Вы только посмотрите на нее, на эту узкую, длинную морду русской борзой с маленькими, плотно прилегающими ушами, в которых просвечивают жилки. В золотисто-коричневых глазах такая немая тоска, что кажется, если вглядеться в нее, вот-вот догадаешься, в чем состоит ее загадка.
Я люблю гулять с Рат-на-даш по осеннему лесу. Она идет по опавшей листве между стволами деревьев и кажется фантастическим существом эпохи барокко, которому удалось вырваться из мистических чар.

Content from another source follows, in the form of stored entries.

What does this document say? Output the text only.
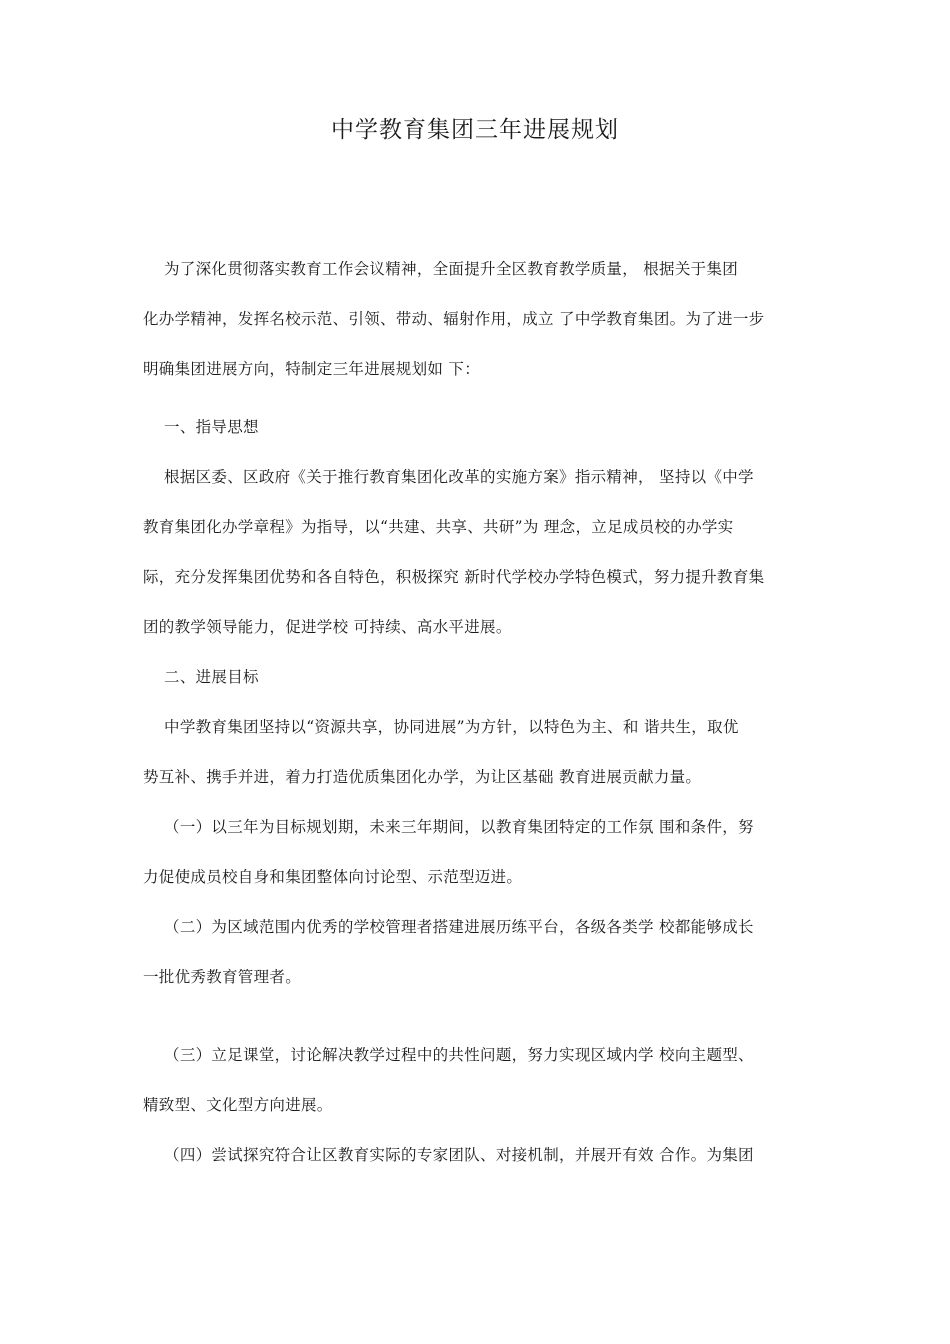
中学教育集团三年进展规划

　 为了深化贯彻落实教育工作会议精神，全面提升全区教育教学质量， 根据关于集团
化办学精神，发挥名校示范、引领、带动、辐射作用，成立 了中学教育集团。为了进一步
明确集团进展方向，特制定三年进展规划如 下：

　 一、指导思想

　 根据区委、区政府《关于推行教育集团化改革的实施方案》指示精神， 坚持以《中学
教育集团化办学章程》为指导，以“共建、共享、共研”为 理念，立足成员校的办学实
际，充分发挥集团优势和各自特色，积极探究 新时代学校办学特色模式，努力提升教育集
团的教学领导能力，促进学校 可持续、高水平进展。

　 二、进展目标

　 中学教育集团坚持以“资源共享，协同进展”为方针，以特色为主、和 谐共生，取优
势互补、携手并进，着力打造优质集团化办学，为让区基础 教育进展贡献力量。

　 （一）以三年为目标规划期，未来三年期间，以教育集团特定的工作氛 围和条件，努
力促使成员校自身和集团整体向讨论型、示范型迈进。

　 （二）为区域范围内优秀的学校管理者搭建进展历练平台，各级各类学 校都能够成长
一批优秀教育管理者。

　 （三）立足课堂，讨论解决教学过程中的共性问题，努力实现区域内学 校向主题型、
精致型、文化型方向进展。

　 （四）尝试探究符合让区教育实际的专家团队、对接机制，并展开有效 合作。为集团
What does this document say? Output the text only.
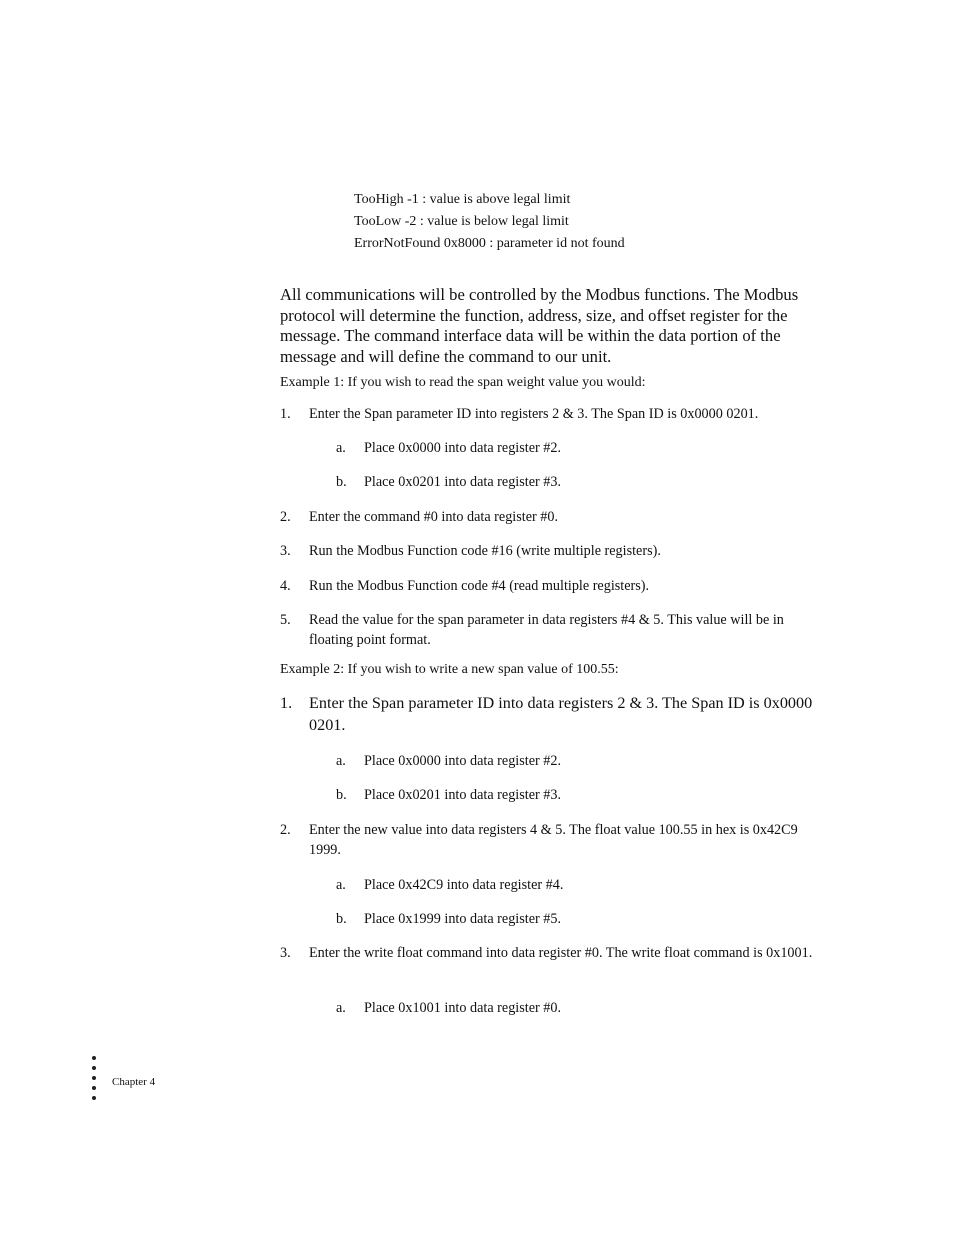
TooHigh -1 : value is above legal limit
TooLow -2 : value is below legal limit
ErrorNotFound 0x8000 : parameter id not found
All communications will be controlled by the Modbus functions. The Modbus protocol will determine the function, address, size, and offset register for the message. The command interface data will be within the data portion of the message and will define the command to our unit.
Example 1: If you wish to read the span weight value you would:
1. Enter the Span parameter ID into registers 2 & 3. The Span ID is 0x0000 0201.
a. Place 0x0000 into data register #2.
b. Place 0x0201 into data register #3.
2. Enter the command #0 into data register #0.
3. Run the Modbus Function code #16 (write multiple registers).
4. Run the Modbus Function code #4 (read multiple registers).
5. Read the value for the span parameter in data registers #4 & 5. This value will be in floating point format.
Example 2: If you wish to write a new span value of 100.55:
1. Enter the Span parameter ID into data registers 2 & 3. The Span ID is 0x0000 0201.
a. Place 0x0000 into data register #2.
b. Place 0x0201 into data register #3.
2. Enter the new value into data registers 4 & 5. The float value 100.55 in hex is 0x42C9 1999.
a. Place 0x42C9 into data register #4.
b. Place 0x1999 into data register #5.
3. Enter the write float command into data register #0. The write float command is 0x1001.
a. Place 0x1001 into data register #0.
Chapter 4
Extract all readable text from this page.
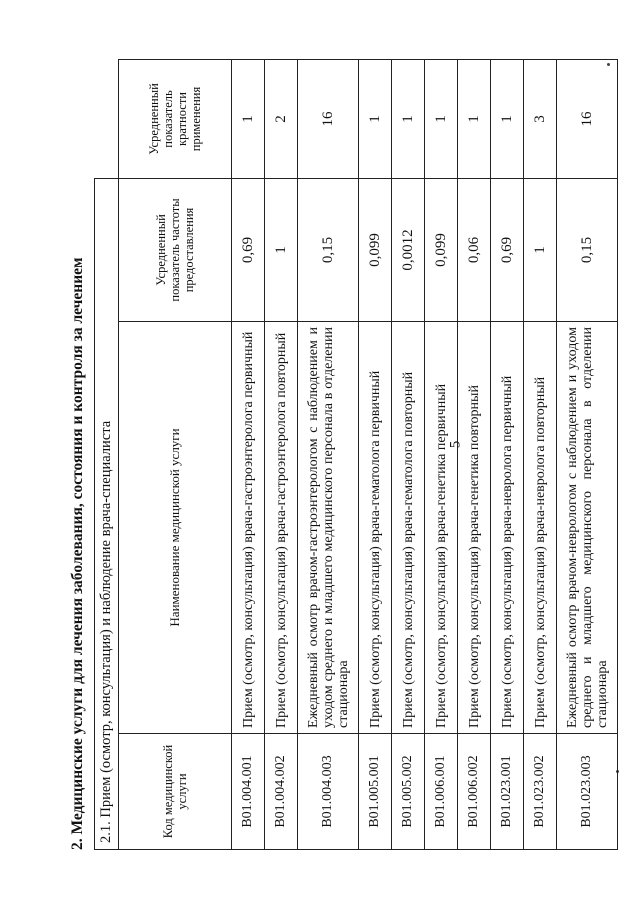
5
2. Медицинские услуги для лечения заболевания, состояния и контроля за лечением 2.1. Прием (осмотр, консультация) и наблюдение врача-специалиста			
Код медицинской услуги	Наименование медицинской услуги	Усредненный показатель частоты предоставления	Усредненный показатель кратности применения
B01.004.001	Прием (осмотр, консультация) врача-гастроэнтеролога первичный	0,69	1
B01.004.002	Прием (осмотр, консультация) врача-гастроэнтеролога повторный	1	2
B01.004.003	Ежедневный осмотр врачом-гастроэнтерологом с наблюдением и уходом среднего и младшего медицинского персонала в отделении стационара	0,15	16
B01.005.001	Прием (осмотр, консультация) врача-гематолога первичный	0,099	1
B01.005.002	Прием (осмотр, консультация) врача-гематолога повторный	0,0012	1
B01.006.001	Прием (осмотр, консультация) врача-генетика первичный	0,099	1
B01.006.002	Прием (осмотр, консультация) врача-генетика повторный	0,06	1
B01.023.001	Прием (осмотр, консультация) врача-невролога первичный	0,69	1
B01.023.002	Прием (осмотр, консультация) врача-невролога повторный	1	3
B01.023.003	Ежедневный осмотр врачом-неврологом с наблюдением и уходом среднего и младшего медицинского персонала в отделении стационара	0,15	16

Надо видеть ее, когда во всем этом красочном умирании природы она одна являет собой пружинистую, концентрированную жизнь, а изогнутая линия спины – словно клинок рапиры.
От нее не требуют ни одной из обычных собачьих добродетелей; она не должна сторожить, ее не учат бросаться на людей, ей не надо быть ни умной, ни забавной, ни ловкой; она – просто роскошное создание; ей не надо ничего, только быть прекрасной, потому что любая красота бесцельна и самодостаточна…
– Но поверите ли вы после этого гимна, Баб, что в бескрайних степях России она хватала в прыжке лис и на бегу перегрызала глотки волкам? Может быть, тайна ее поразительной отчужденности, которой вы посвятили свой восторженный экспромт, заключается именно в том, что теперь она, чьи родители, может быть, еще перегрызали глотку волку, стала всего лишь экстравагантным фоном вашей мальчиковой стройности. А когда она грустно молчит, не исключено, что в ее крови всплывает память предков, принадлежавших, возможно, к охотничьей своре великого князя Николая Николаевича в имении Першино.